For years, we have fought to be recognized as a valued part of the medical team, and this new service model has the possibility of being a giant leap for EMS kind.  Not only does this require the implementation of quality metrics for EMS service but provides paramedics a platform to shine.  EMS providers are now able to highlight their mastery of pre-hospital medicine, human pathology, knowledge of medical protocols, and dedication to patient care, no matter where that care may be delivered.  This is our chance to prove to the world that paramedics and EMTs are capable of quality, evidence based prehospital medical care, and not just basic transport.  With increased power comes greater responsibility and thus the responsibility of advanced education now falls onto the shoulders of my EMS family.  Advanced education, in the form of college degrees or specialty certification, is paramount for providers making definitive decisions for patients, and as professional healthcare providers, we should not fear this change.  At this time, paramedics are faced with the ability to be valued members of the medical community, it is time we seize this moment to bear the responsibility, to ourselves, our patients and our communities.

 As a PA, the ability of alternative (more appropriate) destinations brings the obvious benefit of a decompressed ED waiting room.  Many of my patients are there because they have no other avenues to see a provider.  This new payment model is a way to allow for a more efficient and effective pre hospital triage, and subsequently improved treatment of the 911 patient.  Paramedics in the field would now be able to utilize urgent cares and primary care providers to facilitate the most appropriate level of care, while having the ability to be paid for the services they provide.  It also allows for a closer collaboration opportunity between in-hospital providers and pre-hospital providers via additional resource utilization, such as telehealth.

 Overall I think this is a great leap in the right direction for EMS and the future of our profession.

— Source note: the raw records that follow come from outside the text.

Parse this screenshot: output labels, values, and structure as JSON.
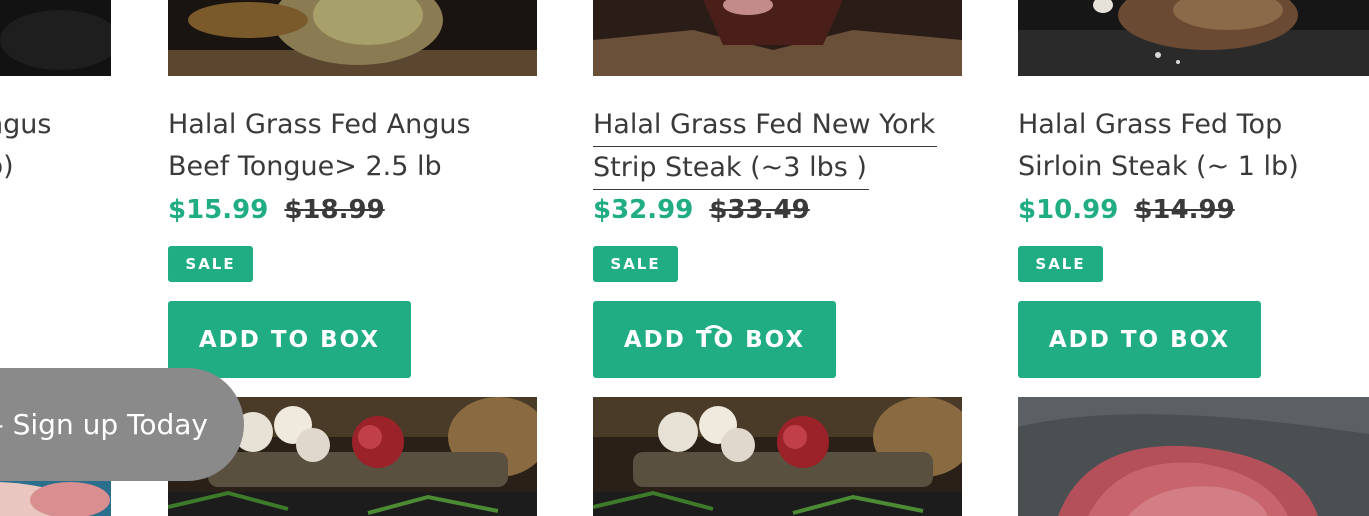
{
  "partial_card": {
    "title_line1": "ngus",
    "title_line2": "b)"
  },
  "cards": [
    {
      "title_line1": "Halal Grass Fed Angus",
      "title_line2": "Beef Tongue> 2.5 lb",
      "price": "$15.99",
      "compare_price": "$18.99",
      "badge": "SALE",
      "button": "ADD TO BOX"
    },
    {
      "title_line1": "Halal Grass Fed New York",
      "title_line2": "Strip Steak (~3 lbs )",
      "price": "$32.99",
      "compare_price": "$33.49",
      "badge": "SALE",
      "button": "ADD TO BOX"
    },
    {
      "title_line1": "Halal Grass Fed Top",
      "title_line2": "Sirloin Steak (~ 1 lb)",
      "price": "$10.99",
      "compare_price": "$14.99",
      "badge": "SALE",
      "button": "ADD TO BOX"
    }
  ],
  "signup_banner": {
    "text": "- Sign up Today"
  },
  "colors": {
    "accent": "#21ad83",
    "text": "#3a3a3a",
    "banner": "#8a8a8a"
  }
}
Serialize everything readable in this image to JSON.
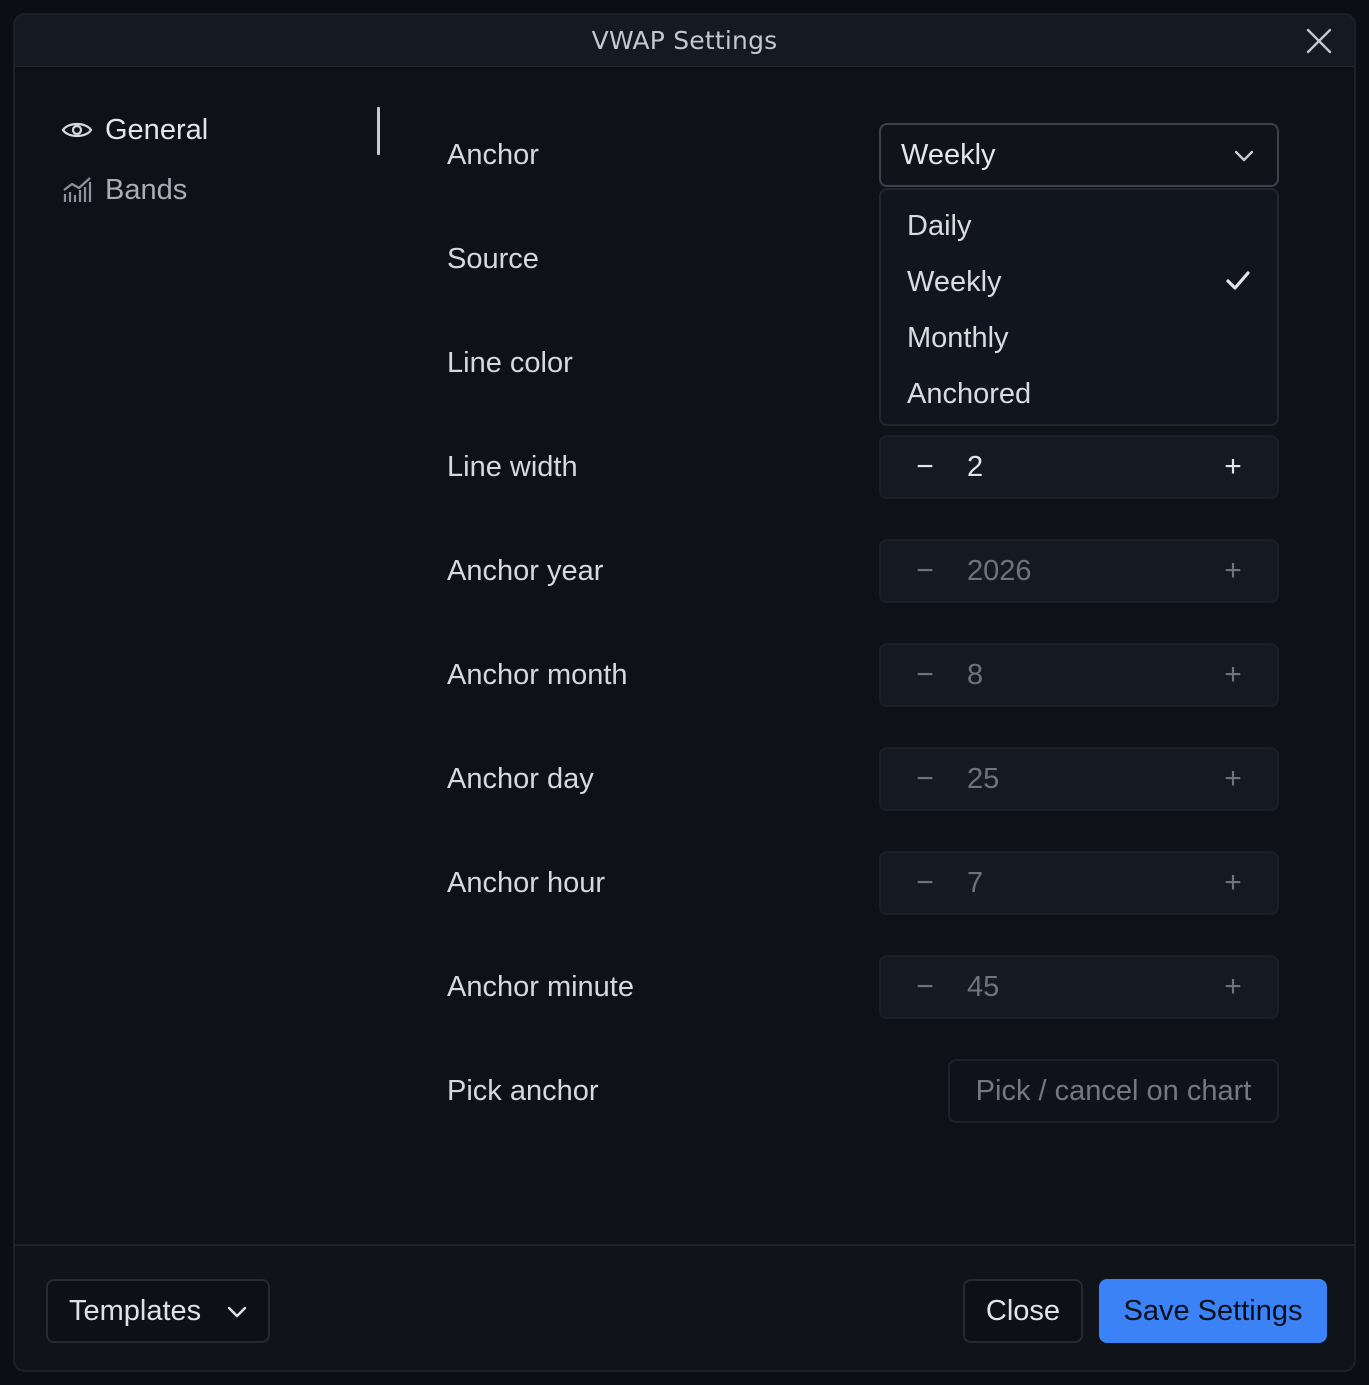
{
  "dialog": {
    "title": "VWAP Settings"
  },
  "sidebar": {
    "items": [
      {
        "label": "General",
        "icon": "eye-icon",
        "active": true
      },
      {
        "label": "Bands",
        "icon": "chart-bars-icon",
        "active": false
      }
    ]
  },
  "fields": {
    "anchor": {
      "label": "Anchor",
      "value": "Weekly"
    },
    "source": {
      "label": "Source"
    },
    "line_color": {
      "label": "Line color"
    },
    "line_width": {
      "label": "Line width",
      "value": "2",
      "minus": "−",
      "plus": "+"
    },
    "anchor_year": {
      "label": "Anchor year",
      "value": "2026",
      "minus": "−",
      "plus": "+"
    },
    "anchor_month": {
      "label": "Anchor month",
      "value": "8",
      "minus": "−",
      "plus": "+"
    },
    "anchor_day": {
      "label": "Anchor day",
      "value": "25",
      "minus": "−",
      "plus": "+"
    },
    "anchor_hour": {
      "label": "Anchor hour",
      "value": "7",
      "minus": "−",
      "plus": "+"
    },
    "anchor_minute": {
      "label": "Anchor minute",
      "value": "45",
      "minus": "−",
      "plus": "+"
    },
    "pick_anchor": {
      "label": "Pick anchor",
      "button": "Pick / cancel on chart"
    }
  },
  "anchor_menu": {
    "options": [
      "Daily",
      "Weekly",
      "Monthly",
      "Anchored"
    ],
    "selected": "Weekly"
  },
  "footer": {
    "templates": "Templates",
    "close": "Close",
    "save": "Save Settings"
  },
  "colors": {
    "accent": "#3b82f6",
    "background": "#0e1118"
  }
}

This new reimbursement model creates standardized benchmarks for the EMS providers.  The goal of which is to improve the quality of care, while decrease the overall cost of healthcare.  It is our responsibility as EMS providers to show that we are worthy of this opportunity and seize it with overwhelming care, compassion, and efficient care for our patients.  It is also our responsibility to make assure we have the education, knowledge and the skills to advance the EMS profession and allow ET3 to be the giant leap forward EMS so desperately needs.  This may also allow for new relationships between EMS providers and hospitals in the region to be formed. It is my hope and belief that this announcement will improve the effectiveness and efficiency of prehospital medical care and allow the continued growth of MIH programs nationwide.